I will start with where Tope Fasua is wrong. The best stories are better told through personal experience. The two viral videos I watched of Fasua speaking on the purchasing power of the naira in Nigeria versus the dollar in the U.S., he mentioned that there are people that sell boli and fish for N1500 in Gwarinpa in Abuja, which is about $1, but he never mentioned that he spends that sum to feed himself per day. He later doubled down later by making a Lagos variation of the same position. No one, let alone a senior government official, should look to defend a position that appears to make it look like it is okay for people to live on $1/day just because the purchasing power of its Nigerian equivalent is higher.
That you can buy a complete meal with $1 in Nigeria is true. Dr Fasua is right on this. I’d go a step further by saying, the sum you’d pay for a buffet at the Hilton in Abuja will most likely not afford you same in a Hilton in New York or say even Montana. I find it shocking that people cannot hold two truths in their heads. In this case, that yes, you can buy a meal with a converted $1 in Nigeria and that no, that is not an excuse for anyone to pretend that earning less than $1/day isn’t a state of poverty anywhere in the world. It is.

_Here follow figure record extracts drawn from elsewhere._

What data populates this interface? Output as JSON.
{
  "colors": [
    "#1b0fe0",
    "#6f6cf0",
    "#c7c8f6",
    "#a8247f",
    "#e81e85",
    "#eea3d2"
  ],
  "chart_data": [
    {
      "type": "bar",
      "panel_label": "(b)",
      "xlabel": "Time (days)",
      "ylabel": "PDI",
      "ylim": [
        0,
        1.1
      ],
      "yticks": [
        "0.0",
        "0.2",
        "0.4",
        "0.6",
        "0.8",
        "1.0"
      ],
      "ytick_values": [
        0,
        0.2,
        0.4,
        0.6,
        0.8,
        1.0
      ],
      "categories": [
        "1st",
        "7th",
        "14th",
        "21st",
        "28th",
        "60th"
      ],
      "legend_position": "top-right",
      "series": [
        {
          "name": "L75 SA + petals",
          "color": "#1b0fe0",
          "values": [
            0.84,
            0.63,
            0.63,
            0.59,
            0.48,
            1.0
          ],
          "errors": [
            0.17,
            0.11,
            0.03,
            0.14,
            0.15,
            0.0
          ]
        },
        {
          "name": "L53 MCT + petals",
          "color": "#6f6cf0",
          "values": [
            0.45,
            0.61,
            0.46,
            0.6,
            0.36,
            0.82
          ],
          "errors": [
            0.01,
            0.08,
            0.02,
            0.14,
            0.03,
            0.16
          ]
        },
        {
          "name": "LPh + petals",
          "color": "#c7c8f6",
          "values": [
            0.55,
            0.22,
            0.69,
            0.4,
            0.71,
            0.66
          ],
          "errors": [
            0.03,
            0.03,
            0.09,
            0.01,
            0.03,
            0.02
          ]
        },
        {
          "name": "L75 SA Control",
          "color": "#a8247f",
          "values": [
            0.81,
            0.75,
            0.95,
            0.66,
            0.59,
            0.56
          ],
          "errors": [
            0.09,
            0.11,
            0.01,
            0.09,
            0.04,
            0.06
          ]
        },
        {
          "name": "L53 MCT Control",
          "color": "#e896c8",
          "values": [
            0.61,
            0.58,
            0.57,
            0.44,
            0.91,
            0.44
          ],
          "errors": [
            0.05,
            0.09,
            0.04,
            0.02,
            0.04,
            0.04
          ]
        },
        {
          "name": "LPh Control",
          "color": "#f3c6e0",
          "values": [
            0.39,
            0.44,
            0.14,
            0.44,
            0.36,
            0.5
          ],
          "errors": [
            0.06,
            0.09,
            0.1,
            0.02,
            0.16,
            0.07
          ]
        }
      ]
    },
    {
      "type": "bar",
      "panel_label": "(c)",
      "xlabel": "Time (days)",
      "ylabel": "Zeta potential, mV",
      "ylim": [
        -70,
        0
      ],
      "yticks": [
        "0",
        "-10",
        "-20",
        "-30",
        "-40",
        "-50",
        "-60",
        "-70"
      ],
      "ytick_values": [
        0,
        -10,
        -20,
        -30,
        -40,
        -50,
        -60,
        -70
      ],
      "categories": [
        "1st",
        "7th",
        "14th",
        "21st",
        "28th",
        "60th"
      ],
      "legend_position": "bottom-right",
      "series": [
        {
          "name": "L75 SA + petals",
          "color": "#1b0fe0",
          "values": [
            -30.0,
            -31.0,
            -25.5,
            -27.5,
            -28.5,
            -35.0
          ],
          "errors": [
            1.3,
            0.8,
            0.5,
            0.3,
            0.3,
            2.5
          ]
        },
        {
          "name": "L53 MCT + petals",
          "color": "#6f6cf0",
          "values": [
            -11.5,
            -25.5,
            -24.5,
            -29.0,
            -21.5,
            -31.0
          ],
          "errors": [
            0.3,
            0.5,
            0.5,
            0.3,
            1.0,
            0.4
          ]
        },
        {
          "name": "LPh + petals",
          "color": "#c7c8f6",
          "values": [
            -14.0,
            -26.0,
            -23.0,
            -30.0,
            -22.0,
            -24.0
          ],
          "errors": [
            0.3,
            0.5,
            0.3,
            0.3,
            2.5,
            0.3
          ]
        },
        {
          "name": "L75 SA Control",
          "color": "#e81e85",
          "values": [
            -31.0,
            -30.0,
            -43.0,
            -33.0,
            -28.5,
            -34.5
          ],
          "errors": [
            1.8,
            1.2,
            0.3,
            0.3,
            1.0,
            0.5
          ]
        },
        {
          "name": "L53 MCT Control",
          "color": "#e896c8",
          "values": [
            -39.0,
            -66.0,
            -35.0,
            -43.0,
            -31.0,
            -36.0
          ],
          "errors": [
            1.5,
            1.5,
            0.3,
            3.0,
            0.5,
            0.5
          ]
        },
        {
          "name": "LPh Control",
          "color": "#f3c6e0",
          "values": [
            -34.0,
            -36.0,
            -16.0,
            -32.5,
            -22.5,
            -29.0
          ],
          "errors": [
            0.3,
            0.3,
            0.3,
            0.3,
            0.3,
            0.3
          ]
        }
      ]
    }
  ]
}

I agree with the government’s positions preferring the markets to largely determine the prices of petrol and the value of the naira. I think that prices, in a free market, always come to reflect the true position and value of things. And that the Nigerian government deciding to control these things over the decades has come to a huge cost to the government and the people. These reforms were necessary, and they were indeed urgent. They needed to be done. That said, we cannot insist on denying the impact of their immediate outcomes even when we advance their long-term benefits.
People bear the pains now, so if you are going to let them know the pain is worth it, the least you can do is first be seen to accept their current state is unacceptable for the government. To do that, you must let them feel seen. A government official implying that $1 can buy me a meal, so things aren’t that bad, is in my opinion taunting me, even though I know that wasn’t the intention of Tope Fasua here.
Now, because of some politicians’ desperation, we are permanently in election mode. That comes with a lot of tension and misunderstanding. It leaves people like Fasua with a tough job of portraying the government’s position. They are left defending the government when they should instead be advancing its position. That is where the opposition wants you, defending the government. That is a position you leave for those who agree and support the government’s reforms. For a senior adviser, your job is to let the citizen, irrespective of who they voted for, feel seen, offer a picture of the future the people are paying for and make them understand each policy like they do their ABCs. It’s hard, but quantum physics is harder, yet people flew to the moon in 1969.